MSCI’s broadest index of Asia-Pacific shares outside Japan was up 0.6%, after U.S. stocks ended the previous session with gains.

Australian shares were down 0.1%, which analysts said was the result of a higher US dollar overnight which weakened appetite for commodities and the sector’s related stocks.

Japan’s Nikkei stock index was 0.1% higher.

Hong Kong’s Hang Seng Index jumped 1.2% and China’s blue-chip CSI 300 Index was 0.23% up in eary trade. Tech stocks were the major driver of the Hong Kong strong open after trading in negative territory for most of the week.

A better night on Wall Street provided the positive lead for Asian markets with a sharp rebound in sentiment for U.S stocks.

The Dow Jones Industrial Average rose 560.54 points, or 1.6%, to 35,492.7, the S&P 500 gained 81.21 points, or 1.78%, to 4,649.23 and the Nasdaq Composite added 360.14 points, or 2.4%, to 15,341.09.

The jump came despite growing concerns as the spread of the Omicron variant in the lead-up to traditional holiday periods around the world.

The variant, first detected last month, is causing infections to double in 1.5 to 3 days, according to the World Health Organization.

It is not yet known whether it causes more serious illness than the Delta variant.

However, Asian investors were mostly overlooking the current rise in case numbers.

“Clients are still happy to buy here despite the obvious risks both market- and health-related, mostly they are adding to their existing positions,” said John Milroy, an Ord Minnett advisor in Sydney told Reuters.

“After two years clients are weary of talking about it and while acknowledging it are back to focusing on earnings which should be really good in our view.”

BOCOM International head of research Hong Hao said China-based investors were more focussed on the potential supply-chain issues from any mainland COVID outbreaks.

“I would say investors are looking through the case numbers as long as production capacity in China is not impacted,” he told Reuters.

“Investors seem to be more relaxed with new data showing Omicron is not as fatal as the other variants … in China, the biggest concern is still the property sector.”

In Asian trade, the yield on benchmark 10-year Treasury notes was at 1.4651% compared with its U.S. close of 1.487% on Tuesday.
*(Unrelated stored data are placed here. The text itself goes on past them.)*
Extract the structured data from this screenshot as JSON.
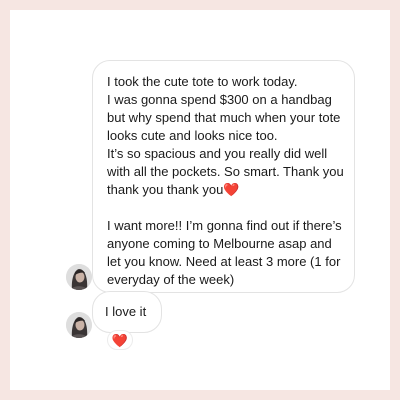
{
  "conversation": {
    "messages": [
      {
        "paragraphs": [
          "I took the cute tote to work today.",
          "I was gonna spend $300 on a handbag but why spend that much when your tote looks cute and looks nice too.",
          "It’s so spacious and you really did well with all the pockets. So smart. Thank you thank you thank you",
          "I want more!! I’m gonna find out if there’s anyone coming to Melbourne asap and let you know. Need at least 3 more (1 for everyday of the week)"
        ],
        "emoji": "❤️"
      },
      {
        "text": "I love it",
        "reaction": "❤️"
      }
    ]
  },
  "colors": {
    "background": "#f6e6e2",
    "bubble_border": "#e3e3e3",
    "heart": "#e0282e"
  },
  "icons": {
    "avatar": "user-avatar-photo",
    "heart": "heart-emoji"
  }
}
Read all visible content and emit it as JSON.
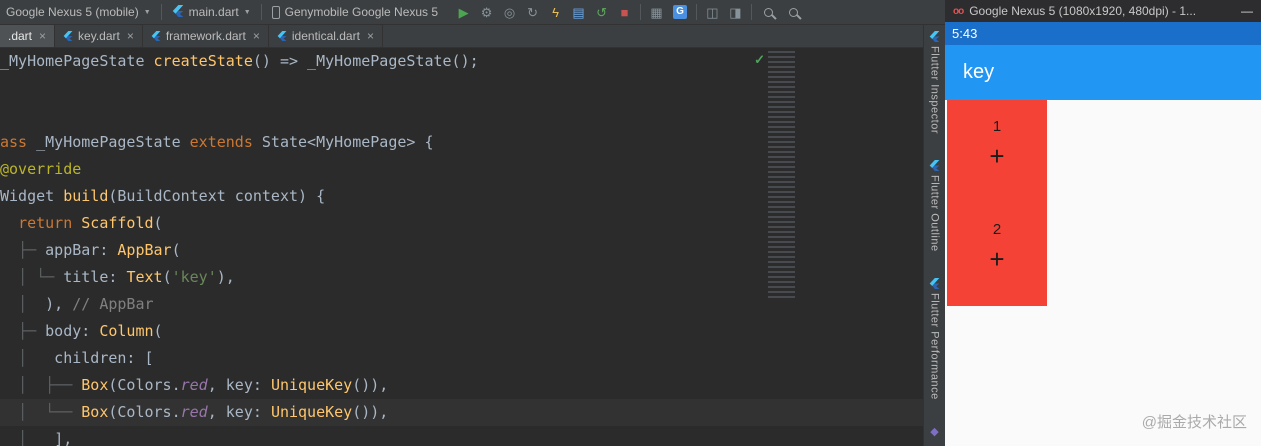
{
  "colors": {
    "app_bar": "#2196f3",
    "status_bar": "#1a6fca",
    "box_red": "#f44336",
    "run_green": "#4ca551",
    "stop_red": "#c75450",
    "hot_reload_yellow": "#e8bf5a"
  },
  "toolbar": {
    "device_selector": "Google Nexus 5 (mobile)",
    "config_selector": "main.dart",
    "target_selector": "Genymobile Google Nexus 5",
    "arrow": "▼",
    "icons": [
      {
        "name": "run-icon",
        "glyph": "▶",
        "color": "#4ca551"
      },
      {
        "name": "attach-debugger-icon",
        "glyph": "⚙",
        "color": "#87939a"
      },
      {
        "name": "profiler-icon",
        "glyph": "◎",
        "color": "#87939a"
      },
      {
        "name": "rerun-icon",
        "glyph": "↻",
        "color": "#87939a"
      },
      {
        "name": "hot-reload-icon",
        "glyph": "ϟ",
        "color": "#e8bf5a"
      },
      {
        "name": "open-devtools-icon",
        "glyph": "▤",
        "color": "#6ba6e8"
      },
      {
        "name": "hot-restart-icon",
        "glyph": "↺",
        "color": "#5da75d"
      },
      {
        "name": "stop-icon",
        "glyph": "■",
        "color": "#c75450"
      },
      {
        "type": "sep"
      },
      {
        "name": "device-file-explorer-icon",
        "glyph": "▦",
        "color": "#87939a"
      },
      {
        "name": "translate-icon",
        "glyph": "G",
        "color": "#ffffff",
        "boxed": true,
        "bg": "#4a8fe0"
      },
      {
        "type": "sep"
      },
      {
        "name": "layout-inspector-icon",
        "glyph": "◫",
        "color": "#87939a"
      },
      {
        "name": "screen-capture-icon",
        "glyph": "◨",
        "color": "#87939a"
      },
      {
        "type": "sep"
      },
      {
        "name": "find-action-icon",
        "shape": "mag"
      },
      {
        "name": "search-everywhere-icon",
        "shape": "mag"
      }
    ]
  },
  "tabs": [
    {
      "label": ".dart",
      "icon": false,
      "active": true,
      "close": "×"
    },
    {
      "label": "key.dart",
      "icon": true,
      "active": false,
      "close": "×"
    },
    {
      "label": "framework.dart",
      "icon": true,
      "active": false,
      "close": "×"
    },
    {
      "label": "identical.dart",
      "icon": true,
      "active": false,
      "close": "×"
    }
  ],
  "editor": {
    "check_icon": "✓",
    "highlight_line": 13,
    "lines": [
      [
        [
          "pln",
          "_MyHomePageState "
        ],
        [
          "fn",
          "createState"
        ],
        [
          "pln",
          "() => _MyHomePageState();"
        ]
      ],
      [],
      [],
      [
        [
          "kw",
          "ass"
        ],
        [
          "pln",
          " _MyHomePageState "
        ],
        [
          "kw",
          "extends"
        ],
        [
          "pln",
          " State<MyHomePage> {"
        ]
      ],
      [
        [
          "ann",
          "@override"
        ]
      ],
      [
        [
          "pln",
          "Widget "
        ],
        [
          "fn",
          "build"
        ],
        [
          "pln",
          "(BuildContext context) {"
        ]
      ],
      [
        [
          "pln",
          "  "
        ],
        [
          "kw",
          "return"
        ],
        [
          "pln",
          " "
        ],
        [
          "cls",
          "Scaffold"
        ],
        [
          "pln",
          "("
        ]
      ],
      [
        [
          "pln",
          "  "
        ],
        [
          "guide",
          "├─ "
        ],
        [
          "pln",
          "appBar: "
        ],
        [
          "cls",
          "AppBar"
        ],
        [
          "pln",
          "("
        ]
      ],
      [
        [
          "pln",
          "  "
        ],
        [
          "guide",
          "│ └─ "
        ],
        [
          "pln",
          "title: "
        ],
        [
          "cls",
          "Text"
        ],
        [
          "pln",
          "("
        ],
        [
          "str",
          "'key'"
        ],
        [
          "pln",
          "),"
        ]
      ],
      [
        [
          "pln",
          "  "
        ],
        [
          "guide",
          "│  "
        ],
        [
          "pln",
          "), "
        ],
        [
          "cmt",
          "// AppBar"
        ]
      ],
      [
        [
          "pln",
          "  "
        ],
        [
          "guide",
          "├─ "
        ],
        [
          "pln",
          "body: "
        ],
        [
          "cls",
          "Column"
        ],
        [
          "pln",
          "("
        ]
      ],
      [
        [
          "pln",
          "  "
        ],
        [
          "guide",
          "│ "
        ],
        [
          "pln",
          "  children: ["
        ]
      ],
      [
        [
          "pln",
          "  "
        ],
        [
          "guide",
          "│  ├── "
        ],
        [
          "cls",
          "Box"
        ],
        [
          "pln",
          "(Colors."
        ],
        [
          "fld",
          "red"
        ],
        [
          "pln",
          ", key: "
        ],
        [
          "cls",
          "UniqueKey"
        ],
        [
          "pln",
          "()),"
        ]
      ],
      [
        [
          "pln",
          "  "
        ],
        [
          "guide",
          "│  └── "
        ],
        [
          "cls",
          "Box"
        ],
        [
          "pln",
          "(Colors."
        ],
        [
          "fld",
          "red"
        ],
        [
          "pln",
          ", key: "
        ],
        [
          "cls",
          "UniqueKey"
        ],
        [
          "pln",
          "()),"
        ]
      ],
      [
        [
          "pln",
          "  "
        ],
        [
          "guide",
          "│   "
        ],
        [
          "pln",
          "],"
        ]
      ]
    ]
  },
  "right_stripe": {
    "items": [
      {
        "label": "Flutter Inspector"
      },
      {
        "label": "Flutter Outline"
      },
      {
        "label": "Flutter Performance"
      }
    ],
    "bottom_icon": {
      "name": "bottom-tool-icon",
      "glyph": "◆",
      "color": "#7f6fc4"
    }
  },
  "device": {
    "title": "Google Nexus 5 (1080x1920, 480dpi) - 1...",
    "minimize": "—",
    "status_time": "5:43",
    "appbar_title": "key",
    "cells": [
      {
        "number": "1",
        "plus": "+"
      },
      {
        "number": "2",
        "plus": "+"
      }
    ],
    "watermark": "@掘金技术社区"
  }
}
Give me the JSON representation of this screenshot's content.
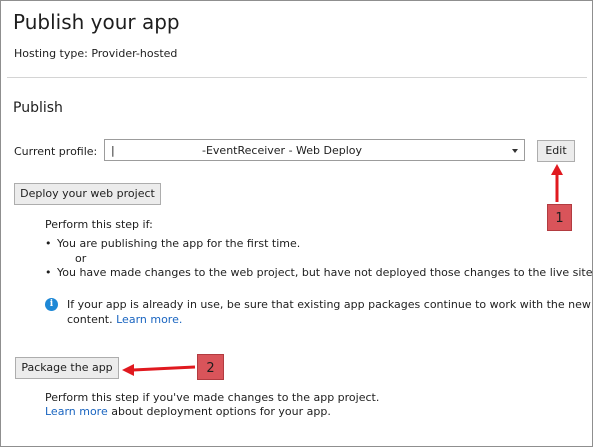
{
  "page": {
    "title": "Publish your app",
    "hosting_type": "Hosting type: Provider-hosted",
    "section_title": "Publish"
  },
  "profile": {
    "label": "Current profile:",
    "value_prefix": "|",
    "value_suffix": "-EventReceiver - Web Deploy",
    "edit_label": "Edit"
  },
  "deploy": {
    "button_label": "Deploy your web project",
    "intro": "Perform this step if:",
    "bullet_symbol": "•",
    "bullet1": "You are publishing the app for the first time.",
    "or": "or",
    "bullet2": "You have made changes to the web project, but have not deployed those changes to the live site yet.",
    "info_glyph": "i",
    "info_line1": "If your app is already in use, be sure that existing app packages continue to work with the new web",
    "info_line2": "content.",
    "info_link": "Learn more."
  },
  "package": {
    "button_label": "Package the app",
    "desc": "Perform this step if you've made changes to the app project.",
    "link": "Learn more",
    "link_suffix": " about deployment options for your app."
  },
  "callouts": {
    "one": "1",
    "two": "2",
    "color": "#d9545a",
    "arrow_color": "#e0191f"
  }
}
The two-year yield, which rises with traders’ expectations of higher Fed fund rates, touched 0.6665% compared with a U.S. close of 0.675%.

The dollar rose 0.03% against the yen to 114.11. It is still some distance from its high this year of 115.51 on 2021-11-24. The dollar index, which tracks the greenback against a basket of currencies of other major trading partners, was down at 96.42.

U.S. crude ticked up 0.5% to $71.47 while Brent Crude rose to $74.3 per barrel.

Gold was slightly higher with the spot price trading at $1789.36 per ounce.